Saudi Arabia is hosting a huge number of expatriates from many countries around including Egypt, Jordan, Lebnon, Syria, UAE, Pakistan, Indian, Bangladesh, Sri-Lanka and many others. About 31% of the Saudi Arabian population is made up of foreign nationals living in Saudi Arabia. Many Arabs from nearby countries are employed in the kingdom. There are over eight million migrants from countries all around the world.
Statistics of Expatriates in Saudi Arabia (July 2010)
|Westerners (Europeans and Americans)||250,000|
On Saudi Arabia’s national day Arab News published a review of Education, Development and Heritage. Have a look.
Today is Saudi National Day.
It is an occasion to celebrate the country’s achievements as well as its heritage and culture. It is also a time to reflect on where it is going.
The achievements are almost too numerous to mention but at the forefront is education. Its towering importance in Saudi thinking cannot be overstated and is seen in the fact that education accounts for a quarter of budget spending. A massive SR138 billion, almost $37 billion, was allocated for education and training this year. Few other countries in the world, certainly none with the same population size, are spending so massively that the next generation, women as well as men, can have the skills and the knowledge that will be needed for the country’s future growth — a growth that will not always be oil-based.
This investment, which stems directly from Custodian of the Two Holy Mosques King Abdullah’s personal vision of a Saudi Arabia that is as high-tech, high-skilled as any developed economy, is so widespread that it is perhaps beyond most observers’ comprehension. New universities, new colleges, new schools and new facilities are springing up all over the country, but seeing them all and appreciating the scale and speed of the development is virtually an impossibility. However, anyone flying in or out of Riyadh can have an impressive glimpse of what is going on. The hundreds of construction cranes at a 94-square kilometer site that is being turned into the all-women Princess Noura bint Abdulrahman University next to the airport is a staggering sight.
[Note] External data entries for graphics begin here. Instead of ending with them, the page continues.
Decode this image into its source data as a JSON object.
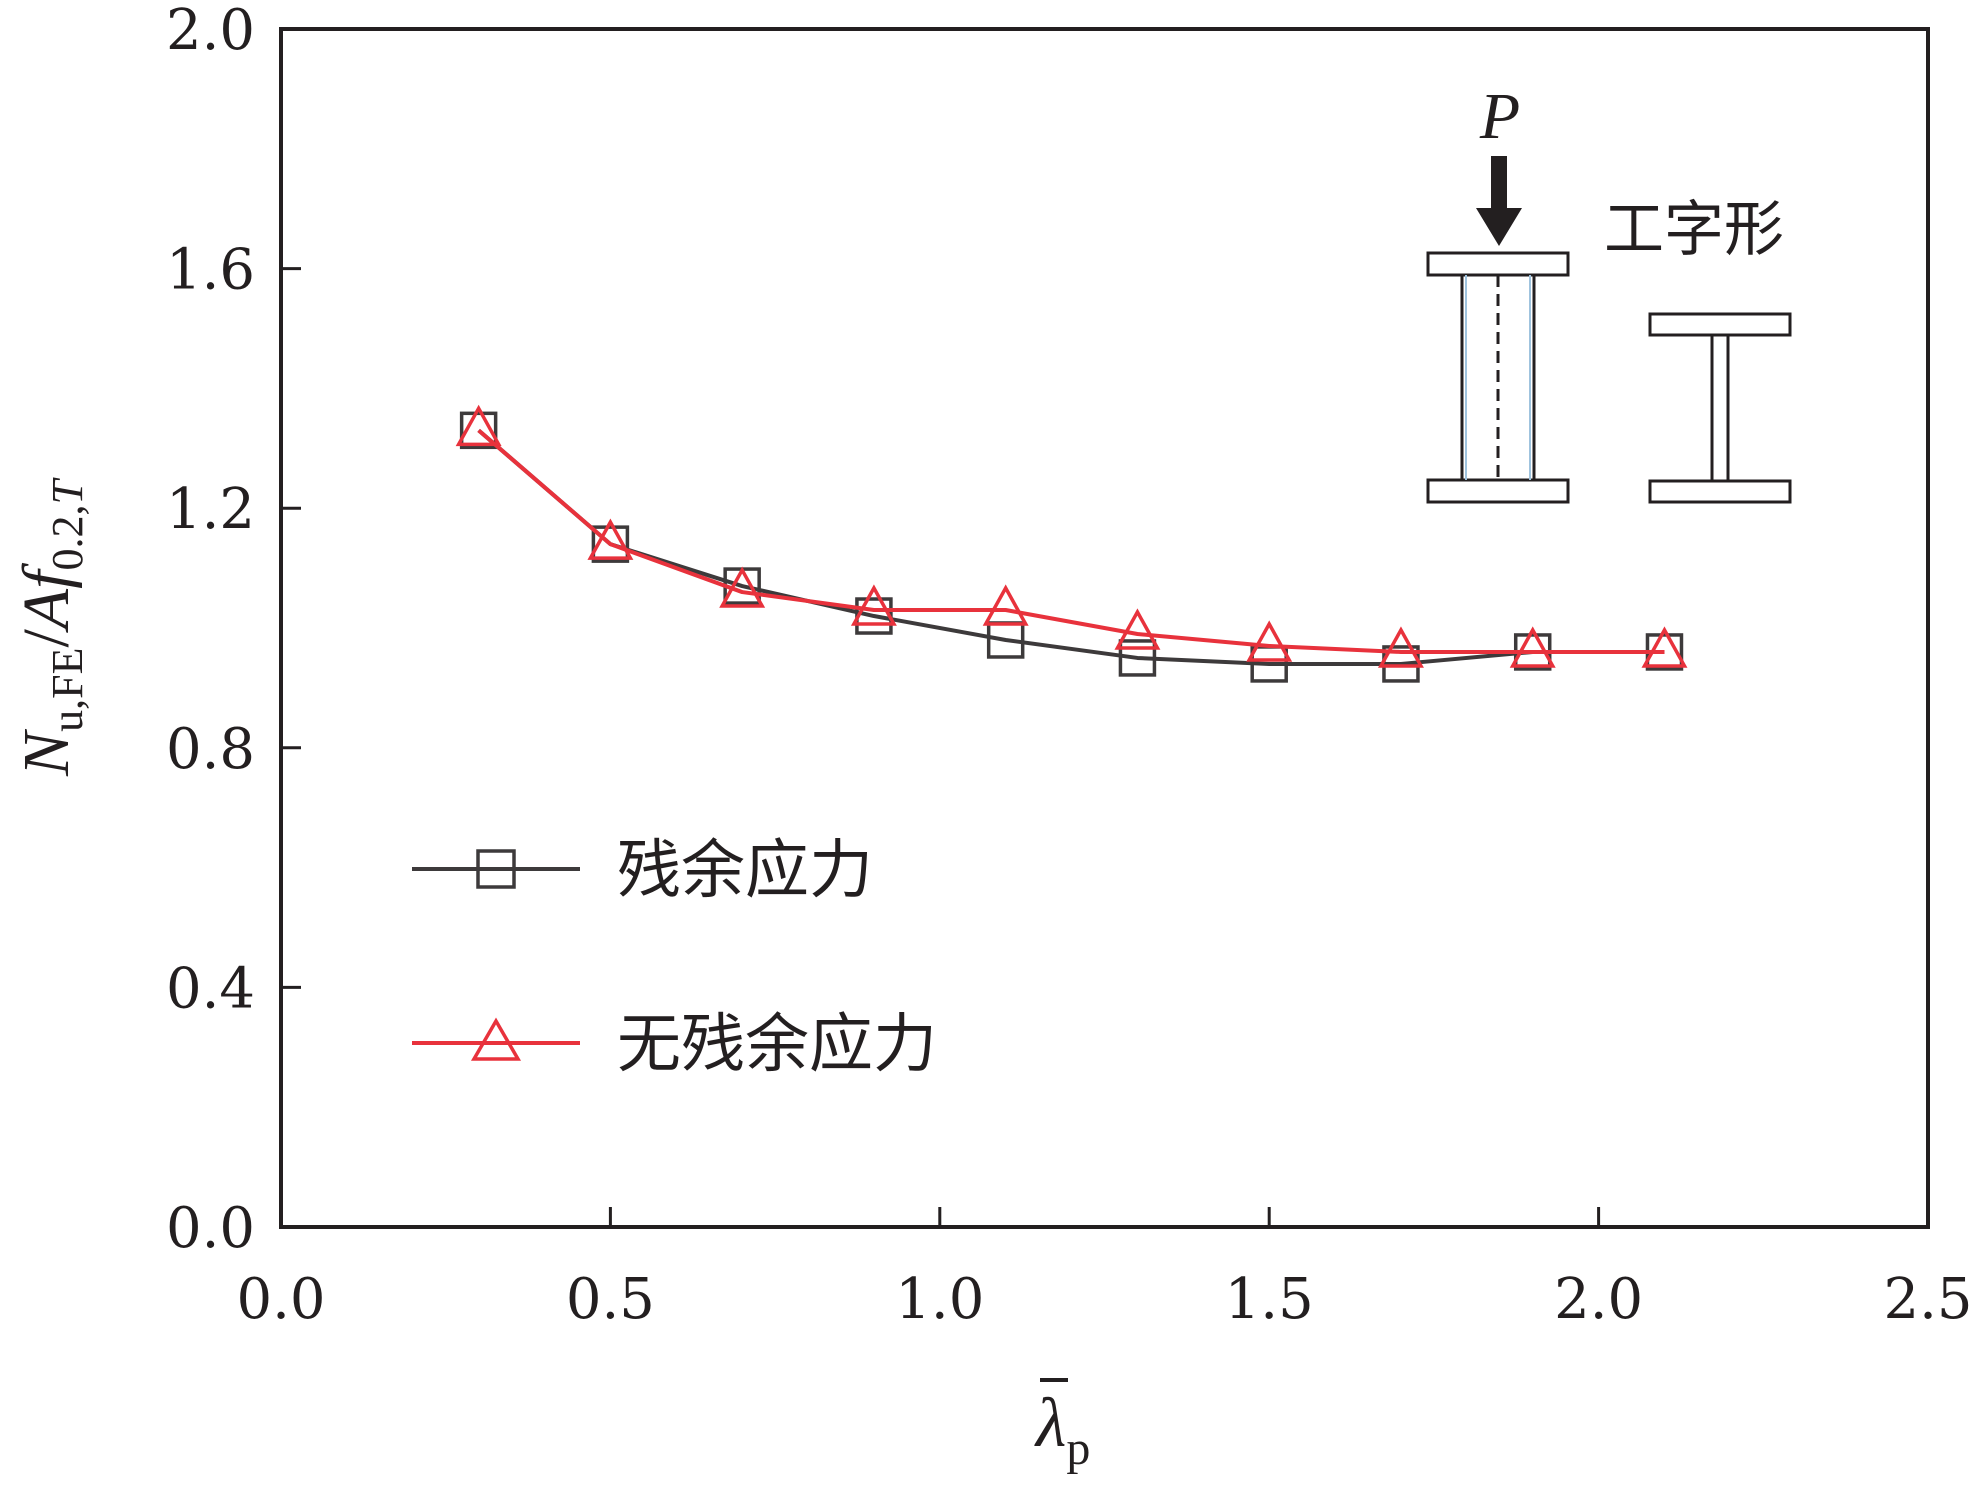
{
  "chart_data": {
    "type": "line",
    "x_tick_labels": [
      "0.0",
      "0.5",
      "1.0",
      "1.5",
      "2.0",
      "2.5"
    ],
    "y_tick_labels": [
      "0.0",
      "0.4",
      "0.8",
      "1.2",
      "1.6",
      "2.0"
    ],
    "xlim": [
      0,
      2.5
    ],
    "ylim": [
      0,
      2.0
    ],
    "xlabel": {
      "base": "λ",
      "sub": "p",
      "overbar": true
    },
    "ylabel": {
      "n": "N",
      "n_sub": "u,FE",
      "slash": "/",
      "af": "Af",
      "af_sub": "0.2,",
      "t": "T"
    },
    "x": [
      0.3,
      0.5,
      0.7,
      0.9,
      1.1,
      1.3,
      1.5,
      1.7,
      1.9,
      2.1
    ],
    "series": [
      {
        "name": "残余应力",
        "color": "#3d3a3b",
        "marker": "square",
        "values": [
          1.33,
          1.14,
          1.07,
          1.02,
          0.98,
          0.95,
          0.94,
          0.94,
          0.96,
          0.96
        ]
      },
      {
        "name": "无残余应力",
        "color": "#e8323c",
        "marker": "triangle",
        "values": [
          1.33,
          1.14,
          1.06,
          1.03,
          1.03,
          0.99,
          0.97,
          0.96,
          0.96,
          0.96
        ]
      }
    ],
    "grid": false,
    "legend_position": "bottom-left",
    "inset": {
      "load_label": "P",
      "section_label": "工字形"
    }
  }
}
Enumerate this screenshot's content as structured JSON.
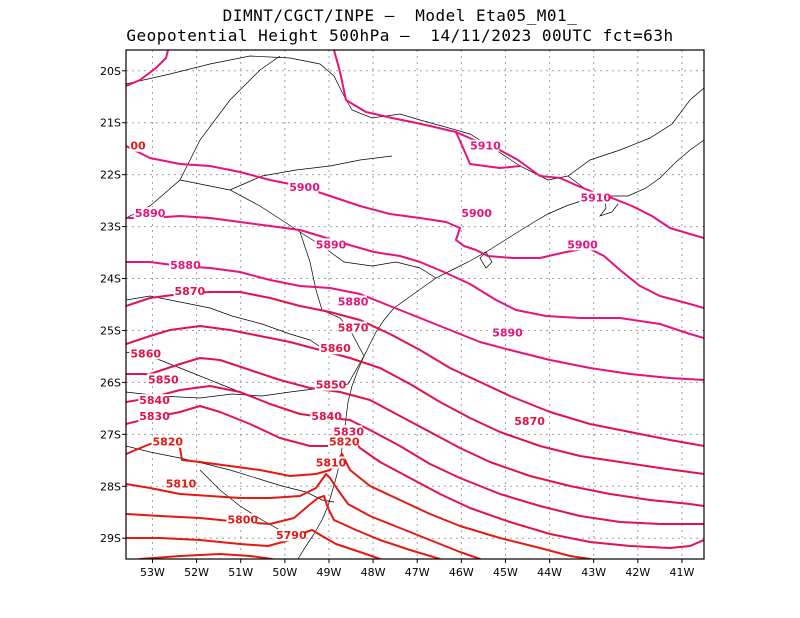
{
  "titles": {
    "line1": "DIMNT/CGCT/INPE —  Model Eta05_M01_",
    "line2": "Geopotential Height 500hPa —  14/11/2023 00UTC fct=63h"
  },
  "map": {
    "lon_range": [
      -53.6,
      -40.5
    ],
    "lat_range": [
      -29.4,
      -19.6
    ],
    "lon_ticks": [
      "53W",
      "52W",
      "51W",
      "50W",
      "49W",
      "48W",
      "47W",
      "46W",
      "45W",
      "44W",
      "43W",
      "42W",
      "41W"
    ],
    "lat_ticks": [
      "20S",
      "21S",
      "22S",
      "23S",
      "24S",
      "25S",
      "26S",
      "27S",
      "28S",
      "29S"
    ]
  },
  "colors": {
    "high": "#e8127c",
    "mid": "#e2124a",
    "low": "#e21a12",
    "grid": "#a0a0a0",
    "border": "#000000"
  },
  "contour_labels": [
    {
      "text": "5910",
      "lon": -45.8,
      "lat": -21.5
    },
    {
      "text": "5910",
      "lon": -43.3,
      "lat": -22.5
    },
    {
      "text": "5900",
      "lon": -49.9,
      "lat": -22.3
    },
    {
      "text": "5900",
      "lon": -46.0,
      "lat": -22.8
    },
    {
      "text": "5900",
      "lon": -43.6,
      "lat": -23.4
    },
    {
      "text": "00",
      "lon": -53.5,
      "lat": -21.5
    },
    {
      "text": "5890",
      "lon": -53.4,
      "lat": -22.8
    },
    {
      "text": "5890",
      "lon": -49.3,
      "lat": -23.4
    },
    {
      "text": "5890",
      "lon": -45.3,
      "lat": -25.1
    },
    {
      "text": "5880",
      "lon": -52.6,
      "lat": -23.8
    },
    {
      "text": "5880",
      "lon": -48.8,
      "lat": -24.5
    },
    {
      "text": "5870",
      "lon": -52.5,
      "lat": -24.3
    },
    {
      "text": "5870",
      "lon": -48.8,
      "lat": -25.0
    },
    {
      "text": "5870",
      "lon": -44.8,
      "lat": -26.8
    },
    {
      "text": "5860",
      "lon": -53.5,
      "lat": -25.5
    },
    {
      "text": "5860",
      "lon": -49.2,
      "lat": -25.4
    },
    {
      "text": "5850",
      "lon": -53.1,
      "lat": -26.0
    },
    {
      "text": "5850",
      "lon": -49.3,
      "lat": -26.1
    },
    {
      "text": "5840",
      "lon": -53.3,
      "lat": -26.4
    },
    {
      "text": "5840",
      "lon": -49.4,
      "lat": -26.7
    },
    {
      "text": "5830",
      "lon": -53.3,
      "lat": -26.7
    },
    {
      "text": "5830",
      "lon": -48.9,
      "lat": -27.0
    },
    {
      "text": "5820",
      "lon": -53.0,
      "lat": -27.2
    },
    {
      "text": "5820",
      "lon": -49.0,
      "lat": -27.2
    },
    {
      "text": "5810",
      "lon": -49.3,
      "lat": -27.6
    },
    {
      "text": "5810",
      "lon": -52.7,
      "lat": -28.0
    },
    {
      "text": "5800",
      "lon": -51.3,
      "lat": -28.7
    },
    {
      "text": "5790",
      "lon": -50.2,
      "lat": -29.0
    }
  ]
}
This is construction on an epic scale — and it is just one university, albeit one that will be the biggest women’s university in the world.
In many ways, the construction crane is the symbol of Saudi Arabia at the moment, not just building schools and universities but the continuing development of the new economic cities, airports, industries and a host of other projects. But while the country’s great oil wealth has enabled the Kingdom to plow ahead despite the international recession there is much more to celebrate than material growth.
The Kingdom, again at the personal direction of the king, has taken a leading role in promoting interfaith and intercultural dialogue. Learning to live with each other and respect each other’s beliefs is an absolute priority in a world that seems to be increasingly bigoted and inward looking. The furor over the proposed mosque and Islamic cultural center near New York’s Ground Zero provides stark evidence of that but no faith community is without its bigots and there are Muslims who fit into that mold just as there are Christians, Jews, Hindus, Buddhists and others. The barrier has to be broken down and helping that happen is no mean achievement.
Heritage is another crowning development. For too long, the world — and Saudis — has seen the country as a land with a great future but no past. This year’s remarkable exhibition in Paris of treasures from the Kingdom brings an end to the stereotype. It shows that Saudi Arabia is a land with a rich history that has been a crossroads of civilizations for millennia. That is definitely something to celebrate.